In this way, we’ll only be able to update the weights of the subsequent layers. So, we keep the features learned by the initial layer and focus on the application-specific features in the other layers:
However, let’s not forget about the last layer. If we previously had three classes, and now we have 35 car brands, we should update the architecture before training to reflect that.
3.3. Changing the Learning Rate
An implicit assumption of fine-tuning is that the datasets aren’t substantially different.
Because of that, we assume that the preceding training is useful. So, we don’t want to dramatically change the values of the weights.
One of the most important parameters that might affect the weights is the learning rate. This parameter defines how to update the weights.
Since we assume that we are using a good model, we should reduce the learning rate in our new training. That implies that the starting model should perform well on the new dataset.
For the learning rate during fine-tuning, we often use a value up to 10 times smaller than usual. As a result, our model will try to adapt itself to the new dataset in small steps. With this approach, we avoid losing the features it has already learned.
For instance, let’s assume that we trained a model to distinguish between dogs and cats. The earlier learning rate was equal to 0.01. But, now we’re interested in training a model to identify cat breeds. In that case, we can use the same neural network architecture and weights but adjust the learning rate to 0.001.
4. Shortcomings
Although we discussed the advantages of fine-tuning, it isn’t a magical solution that should always be used.
The first disadvantage is the domain-similarity requirement that should be satisfied. If that isn’t the case, there are no justifications for fine-tuning.
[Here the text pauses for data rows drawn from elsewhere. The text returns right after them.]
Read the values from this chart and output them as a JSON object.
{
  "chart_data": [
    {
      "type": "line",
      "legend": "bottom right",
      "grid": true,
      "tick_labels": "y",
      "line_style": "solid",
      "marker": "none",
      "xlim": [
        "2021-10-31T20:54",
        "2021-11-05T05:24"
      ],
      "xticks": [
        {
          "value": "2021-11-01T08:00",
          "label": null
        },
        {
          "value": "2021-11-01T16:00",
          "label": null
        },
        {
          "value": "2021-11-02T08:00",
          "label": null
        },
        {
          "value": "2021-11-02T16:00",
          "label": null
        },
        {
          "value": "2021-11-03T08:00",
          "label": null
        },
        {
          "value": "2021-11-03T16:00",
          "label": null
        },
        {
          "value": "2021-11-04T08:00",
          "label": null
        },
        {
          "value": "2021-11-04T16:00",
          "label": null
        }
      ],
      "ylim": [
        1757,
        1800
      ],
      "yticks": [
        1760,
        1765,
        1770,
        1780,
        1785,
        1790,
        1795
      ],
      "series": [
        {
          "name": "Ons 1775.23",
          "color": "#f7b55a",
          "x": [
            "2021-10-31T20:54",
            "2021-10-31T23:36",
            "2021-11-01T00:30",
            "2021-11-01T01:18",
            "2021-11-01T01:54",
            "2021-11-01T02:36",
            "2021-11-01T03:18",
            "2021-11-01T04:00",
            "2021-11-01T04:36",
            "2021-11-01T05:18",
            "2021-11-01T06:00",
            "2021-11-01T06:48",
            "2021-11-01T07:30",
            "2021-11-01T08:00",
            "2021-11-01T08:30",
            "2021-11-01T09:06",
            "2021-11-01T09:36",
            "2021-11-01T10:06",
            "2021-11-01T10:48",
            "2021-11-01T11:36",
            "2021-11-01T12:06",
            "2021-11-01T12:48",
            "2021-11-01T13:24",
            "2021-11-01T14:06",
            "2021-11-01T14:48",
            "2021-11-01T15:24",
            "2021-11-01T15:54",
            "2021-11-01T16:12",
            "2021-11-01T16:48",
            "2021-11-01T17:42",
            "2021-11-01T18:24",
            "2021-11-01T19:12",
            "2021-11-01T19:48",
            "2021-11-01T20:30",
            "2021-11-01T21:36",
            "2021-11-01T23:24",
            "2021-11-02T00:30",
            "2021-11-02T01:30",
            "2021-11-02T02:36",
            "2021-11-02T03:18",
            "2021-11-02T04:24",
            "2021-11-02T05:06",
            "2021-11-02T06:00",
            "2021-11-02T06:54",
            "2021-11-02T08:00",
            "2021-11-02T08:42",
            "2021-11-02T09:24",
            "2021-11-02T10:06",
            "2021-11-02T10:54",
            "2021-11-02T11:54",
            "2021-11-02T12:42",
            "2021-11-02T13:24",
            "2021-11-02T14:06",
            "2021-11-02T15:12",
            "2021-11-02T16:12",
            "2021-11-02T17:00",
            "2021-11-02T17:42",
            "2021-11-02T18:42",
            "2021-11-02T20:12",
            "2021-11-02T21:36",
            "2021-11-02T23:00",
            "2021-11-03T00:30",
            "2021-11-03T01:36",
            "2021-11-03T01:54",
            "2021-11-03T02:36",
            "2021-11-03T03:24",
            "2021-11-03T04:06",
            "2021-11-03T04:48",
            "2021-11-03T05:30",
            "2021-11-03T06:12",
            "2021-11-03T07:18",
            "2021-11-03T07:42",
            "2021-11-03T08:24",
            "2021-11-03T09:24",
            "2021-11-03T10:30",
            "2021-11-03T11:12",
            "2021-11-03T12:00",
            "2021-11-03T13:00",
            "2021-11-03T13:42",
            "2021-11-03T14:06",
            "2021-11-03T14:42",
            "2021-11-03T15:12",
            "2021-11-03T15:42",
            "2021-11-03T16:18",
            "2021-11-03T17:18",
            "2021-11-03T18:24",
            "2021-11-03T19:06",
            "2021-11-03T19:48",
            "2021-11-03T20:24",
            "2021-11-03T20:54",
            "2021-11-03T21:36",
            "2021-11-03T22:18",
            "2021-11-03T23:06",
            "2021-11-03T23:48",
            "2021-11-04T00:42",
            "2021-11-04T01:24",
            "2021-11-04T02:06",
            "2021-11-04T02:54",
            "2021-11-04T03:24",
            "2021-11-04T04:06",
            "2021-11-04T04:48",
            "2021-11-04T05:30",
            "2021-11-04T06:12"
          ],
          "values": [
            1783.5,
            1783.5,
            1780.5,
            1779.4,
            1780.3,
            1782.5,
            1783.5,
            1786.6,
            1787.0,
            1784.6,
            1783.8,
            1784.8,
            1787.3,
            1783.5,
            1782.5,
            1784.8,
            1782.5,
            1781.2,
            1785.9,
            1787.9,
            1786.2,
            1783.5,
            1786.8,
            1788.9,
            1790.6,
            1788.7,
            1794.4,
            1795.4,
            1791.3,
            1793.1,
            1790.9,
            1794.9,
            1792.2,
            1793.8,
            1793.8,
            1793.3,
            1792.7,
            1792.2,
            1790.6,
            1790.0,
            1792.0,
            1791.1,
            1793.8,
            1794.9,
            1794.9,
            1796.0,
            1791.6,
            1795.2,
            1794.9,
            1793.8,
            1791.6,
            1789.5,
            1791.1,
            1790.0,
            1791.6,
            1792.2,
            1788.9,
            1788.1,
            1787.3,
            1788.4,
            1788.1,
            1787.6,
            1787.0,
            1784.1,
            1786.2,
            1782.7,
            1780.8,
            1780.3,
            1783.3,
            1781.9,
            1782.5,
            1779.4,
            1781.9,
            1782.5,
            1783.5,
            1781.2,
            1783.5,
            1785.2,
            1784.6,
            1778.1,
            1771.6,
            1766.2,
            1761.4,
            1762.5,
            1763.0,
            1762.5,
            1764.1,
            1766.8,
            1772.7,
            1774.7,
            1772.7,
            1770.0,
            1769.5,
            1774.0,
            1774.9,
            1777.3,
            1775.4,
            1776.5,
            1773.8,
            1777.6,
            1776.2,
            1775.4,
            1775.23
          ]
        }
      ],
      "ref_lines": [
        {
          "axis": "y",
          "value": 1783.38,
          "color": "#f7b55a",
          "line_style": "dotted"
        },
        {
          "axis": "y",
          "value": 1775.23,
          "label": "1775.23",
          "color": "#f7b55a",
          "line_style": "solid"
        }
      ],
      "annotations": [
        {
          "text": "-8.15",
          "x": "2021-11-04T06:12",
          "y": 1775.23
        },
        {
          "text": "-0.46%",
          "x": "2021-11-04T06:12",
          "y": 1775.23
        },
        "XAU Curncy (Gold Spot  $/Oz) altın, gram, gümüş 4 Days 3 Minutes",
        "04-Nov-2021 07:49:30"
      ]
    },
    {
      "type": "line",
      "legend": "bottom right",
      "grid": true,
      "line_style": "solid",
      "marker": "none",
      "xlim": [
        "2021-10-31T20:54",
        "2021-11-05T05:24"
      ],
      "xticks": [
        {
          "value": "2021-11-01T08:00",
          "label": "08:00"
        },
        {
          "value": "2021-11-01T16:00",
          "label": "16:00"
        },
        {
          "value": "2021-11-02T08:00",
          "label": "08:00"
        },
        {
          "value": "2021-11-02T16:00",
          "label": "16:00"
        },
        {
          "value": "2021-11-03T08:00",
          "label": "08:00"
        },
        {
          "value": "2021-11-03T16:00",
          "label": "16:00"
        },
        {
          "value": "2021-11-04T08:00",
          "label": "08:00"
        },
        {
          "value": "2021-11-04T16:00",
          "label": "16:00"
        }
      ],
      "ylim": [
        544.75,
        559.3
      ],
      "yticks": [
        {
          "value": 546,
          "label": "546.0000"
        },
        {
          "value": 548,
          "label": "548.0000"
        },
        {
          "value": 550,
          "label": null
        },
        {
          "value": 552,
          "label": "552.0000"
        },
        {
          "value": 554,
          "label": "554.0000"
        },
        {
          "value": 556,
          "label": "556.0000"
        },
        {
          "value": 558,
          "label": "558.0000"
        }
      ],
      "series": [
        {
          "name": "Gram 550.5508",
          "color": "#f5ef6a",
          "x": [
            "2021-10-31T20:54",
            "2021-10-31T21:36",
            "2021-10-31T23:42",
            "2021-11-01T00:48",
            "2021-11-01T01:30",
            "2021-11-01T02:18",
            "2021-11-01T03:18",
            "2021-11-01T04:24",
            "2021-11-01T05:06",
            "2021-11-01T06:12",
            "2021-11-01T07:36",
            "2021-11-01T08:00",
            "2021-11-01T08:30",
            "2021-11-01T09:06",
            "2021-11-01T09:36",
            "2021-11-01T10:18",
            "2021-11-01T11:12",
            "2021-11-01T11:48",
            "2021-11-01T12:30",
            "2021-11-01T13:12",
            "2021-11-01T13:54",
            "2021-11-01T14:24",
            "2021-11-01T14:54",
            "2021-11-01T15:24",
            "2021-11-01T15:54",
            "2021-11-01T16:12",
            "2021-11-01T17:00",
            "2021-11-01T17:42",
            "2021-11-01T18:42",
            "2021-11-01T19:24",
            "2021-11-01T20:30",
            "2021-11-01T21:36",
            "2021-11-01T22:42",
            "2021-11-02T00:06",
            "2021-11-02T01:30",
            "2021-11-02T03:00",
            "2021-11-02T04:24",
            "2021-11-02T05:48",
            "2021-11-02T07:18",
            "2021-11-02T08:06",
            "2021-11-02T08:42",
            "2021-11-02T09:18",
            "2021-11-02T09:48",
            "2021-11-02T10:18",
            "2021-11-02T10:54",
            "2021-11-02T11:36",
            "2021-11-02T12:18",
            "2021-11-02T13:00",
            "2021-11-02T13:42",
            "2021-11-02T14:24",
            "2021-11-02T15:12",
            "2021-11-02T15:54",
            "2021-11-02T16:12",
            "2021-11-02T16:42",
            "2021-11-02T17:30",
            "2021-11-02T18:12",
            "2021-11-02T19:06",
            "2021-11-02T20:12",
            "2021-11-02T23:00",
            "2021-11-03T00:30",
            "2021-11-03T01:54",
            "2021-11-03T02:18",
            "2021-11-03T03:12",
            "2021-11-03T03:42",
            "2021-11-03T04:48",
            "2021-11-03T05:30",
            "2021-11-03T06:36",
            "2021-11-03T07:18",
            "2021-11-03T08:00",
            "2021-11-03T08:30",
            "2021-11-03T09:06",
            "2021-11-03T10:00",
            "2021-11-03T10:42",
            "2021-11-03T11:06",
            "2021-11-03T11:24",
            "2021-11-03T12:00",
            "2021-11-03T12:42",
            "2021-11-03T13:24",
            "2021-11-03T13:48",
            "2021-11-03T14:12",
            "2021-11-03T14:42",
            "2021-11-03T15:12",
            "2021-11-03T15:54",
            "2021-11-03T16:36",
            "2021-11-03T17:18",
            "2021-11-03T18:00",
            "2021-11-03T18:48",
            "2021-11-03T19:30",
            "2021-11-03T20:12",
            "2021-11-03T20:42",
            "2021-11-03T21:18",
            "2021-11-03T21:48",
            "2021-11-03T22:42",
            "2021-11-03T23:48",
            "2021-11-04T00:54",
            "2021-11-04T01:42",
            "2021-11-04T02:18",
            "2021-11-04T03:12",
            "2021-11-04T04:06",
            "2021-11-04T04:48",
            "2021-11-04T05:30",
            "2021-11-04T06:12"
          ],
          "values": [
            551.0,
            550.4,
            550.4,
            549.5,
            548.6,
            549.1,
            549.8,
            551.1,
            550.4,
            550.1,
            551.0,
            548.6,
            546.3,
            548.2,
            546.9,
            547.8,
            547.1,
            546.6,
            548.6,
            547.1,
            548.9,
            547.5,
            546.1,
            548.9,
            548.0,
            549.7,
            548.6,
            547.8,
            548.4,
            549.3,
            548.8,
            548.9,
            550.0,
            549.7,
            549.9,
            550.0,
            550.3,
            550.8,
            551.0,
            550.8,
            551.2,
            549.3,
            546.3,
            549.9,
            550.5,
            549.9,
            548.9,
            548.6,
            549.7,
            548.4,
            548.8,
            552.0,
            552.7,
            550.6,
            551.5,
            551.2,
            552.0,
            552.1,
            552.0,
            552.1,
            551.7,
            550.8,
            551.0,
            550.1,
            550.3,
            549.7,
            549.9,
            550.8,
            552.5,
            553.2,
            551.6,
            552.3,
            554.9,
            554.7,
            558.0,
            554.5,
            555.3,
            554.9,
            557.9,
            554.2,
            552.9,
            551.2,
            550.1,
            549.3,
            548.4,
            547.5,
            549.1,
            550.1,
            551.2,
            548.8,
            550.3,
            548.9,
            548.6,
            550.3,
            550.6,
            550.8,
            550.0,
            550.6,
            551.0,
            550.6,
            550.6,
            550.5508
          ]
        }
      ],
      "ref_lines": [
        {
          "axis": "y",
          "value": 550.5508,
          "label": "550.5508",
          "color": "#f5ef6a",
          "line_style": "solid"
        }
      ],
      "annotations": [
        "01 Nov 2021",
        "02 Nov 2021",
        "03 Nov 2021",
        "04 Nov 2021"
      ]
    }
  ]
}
Moreover, we should also take into consideration that we won’t be able to change a single layer of the given architecture. That’s especially true if we want to keep all the existing weights. In turn, if we want to use our own architecture, fine-tuning isn’t an option.
Additionally, if our fine-tuning choices (which layers to freeze, what learning rate to use) are wrong, we may end up with a low-quality model. For instance, the weights can get trapped by a local minimum. In this scenario, our model never converges or acquires any learning ability.
Certainly, this is one of the main concerns in Machine Learning, not only when using fine-tuning. But, in this case, training from scratch (if we have a lot of data) would avoid such a problem.
5. Conclusion
In this article, we talked about fine-tuning. We should always consider it when we want to reduce the training time. Using the features learned in prior training will make our model converge faster.
By avoiding overfitting in small datasets, fine-tuning can help us achieve a model with satisfactory performance and good generalization capability.